Das Forschungszentrum Karlsruhe koordiniert das EU-Projekt HySafe, an dem 24 europäische und ein kanadischer Partner aus insgesamt 13 Ländern beteiligt sind. Das Projekt, dessen Kürzel für Safety of Hydrogen as an Energy Carrier steht, wird von der EU mit sieben Millionen Euro gefördert. Ziel des Projektes ist es, den Umgang mit Wasserstoff sicherer zu machen und das öffentliche Vertrauen in die Wasserstofftechnologie und ihre Anwendungen zu fördern, meldet das Sicherheitsmagazin für Trends, Technik und Dienstleistung.
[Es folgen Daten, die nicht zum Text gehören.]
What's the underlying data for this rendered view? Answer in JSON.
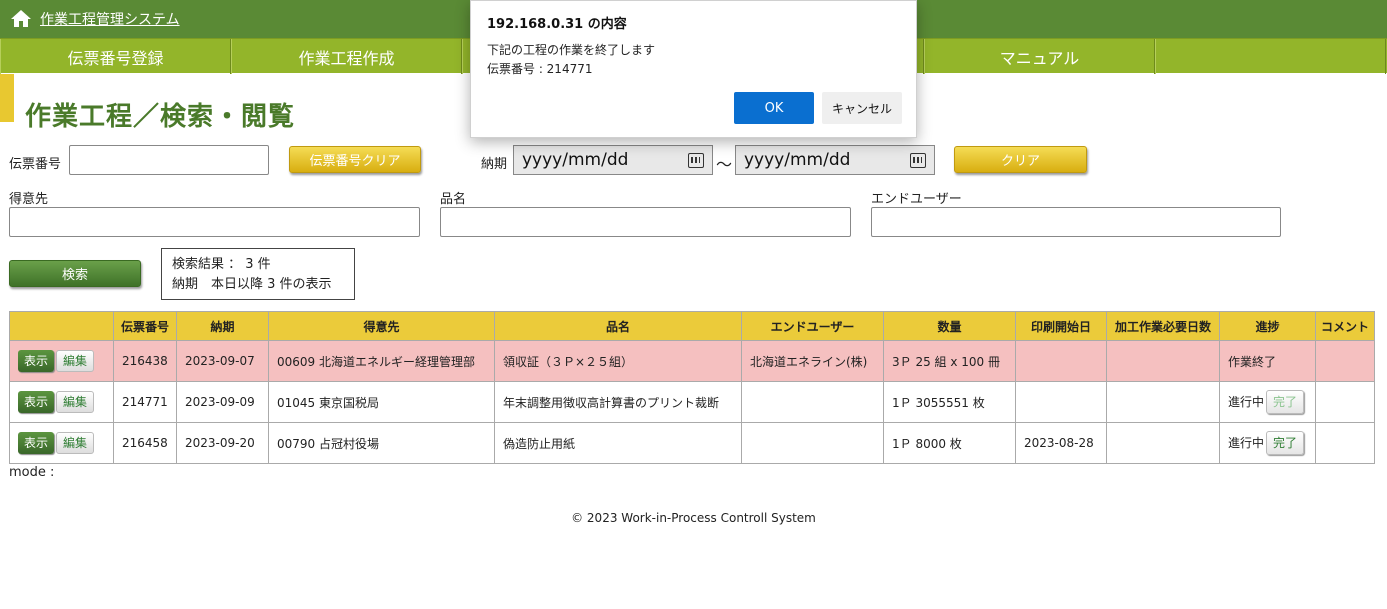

Wichtige Themen sind dabei die Entwicklung von Methoden zur Beschreibung von Freisetzungsszenarien sowie zur Schadensverhütung und -begrenzung sowie die Standardisierung von Risikoanalysen hinsichtlich Brand oder Explosion. Dazu kommt der Aufbau einer internationalen Datenbank für Störfälle und Unfälle. Insgesamt werden 102 Wissenschaftler an dem Projekt mitarbeiten. Die Partner des Projektes kommen aus der Industrie, beispielsweise von BMW, Volvo und Air Liquide, der Wissenschaft, wie das Fraunhofer Institut für Chemische Technologie, und aus staatlichen Einrichtungen.